4. Leverage green transition for competitive advantage: The EU's green policies (e.g., CBAM, REPowerEU) present both costs and opportunities. Companies that first deploy zero-emission trucks and sustainable aviation fuel may gain first-mover advantages. The report emphasizes that "energy price volatility is a structural force," and European companies can hedge risks by locking in long-term renewable energy purchase contracts.5. Strengthen EU Internal Coordination: Railway integration and customs digitalization can eliminate cross-border logistics efficiency bottlenecks. The U.S. railway merger case suggests that Europe needs to find a balance between scale and competition. The EU's "Single Window" customs environment plan should be accelerated to reduce the risk of "network drift."

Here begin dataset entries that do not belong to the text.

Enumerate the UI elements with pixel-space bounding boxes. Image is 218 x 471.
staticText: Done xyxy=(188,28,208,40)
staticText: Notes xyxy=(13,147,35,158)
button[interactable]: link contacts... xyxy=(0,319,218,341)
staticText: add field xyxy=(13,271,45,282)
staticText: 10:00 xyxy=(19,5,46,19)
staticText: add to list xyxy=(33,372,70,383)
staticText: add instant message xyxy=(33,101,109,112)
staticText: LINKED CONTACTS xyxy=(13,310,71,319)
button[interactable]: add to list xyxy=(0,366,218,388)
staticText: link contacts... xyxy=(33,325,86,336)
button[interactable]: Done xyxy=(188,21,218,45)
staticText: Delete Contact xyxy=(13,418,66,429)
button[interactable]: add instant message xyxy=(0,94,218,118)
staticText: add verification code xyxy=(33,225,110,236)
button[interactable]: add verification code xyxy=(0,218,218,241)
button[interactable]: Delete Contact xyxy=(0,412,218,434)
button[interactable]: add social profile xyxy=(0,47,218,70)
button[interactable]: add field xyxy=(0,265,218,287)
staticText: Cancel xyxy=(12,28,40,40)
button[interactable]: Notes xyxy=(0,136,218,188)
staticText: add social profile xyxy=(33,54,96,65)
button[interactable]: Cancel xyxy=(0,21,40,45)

Conclusion: Adaptability is the Most Enduring Competitiveness

The core message of the 37th Annual Logistics Report is that disruption is no longer the exception but a permanent feature. For Europe, this means moving beyond mere observation of the U.S. market and transforming its own structural issues (fragmentation, regulatory complexity, labor rigidity) into adaptive advantages. European companies should redefine their core competitiveness—not as scale or lowest cost, but as the ability to rapidly reconfigure networks. As the report's author, Kearney partner Korhan Acar, stated: "Companies that combine resilience, productivity, and digital intelligence will lead the future." Europe stands at the same crossroads, and the window for action is narrowing.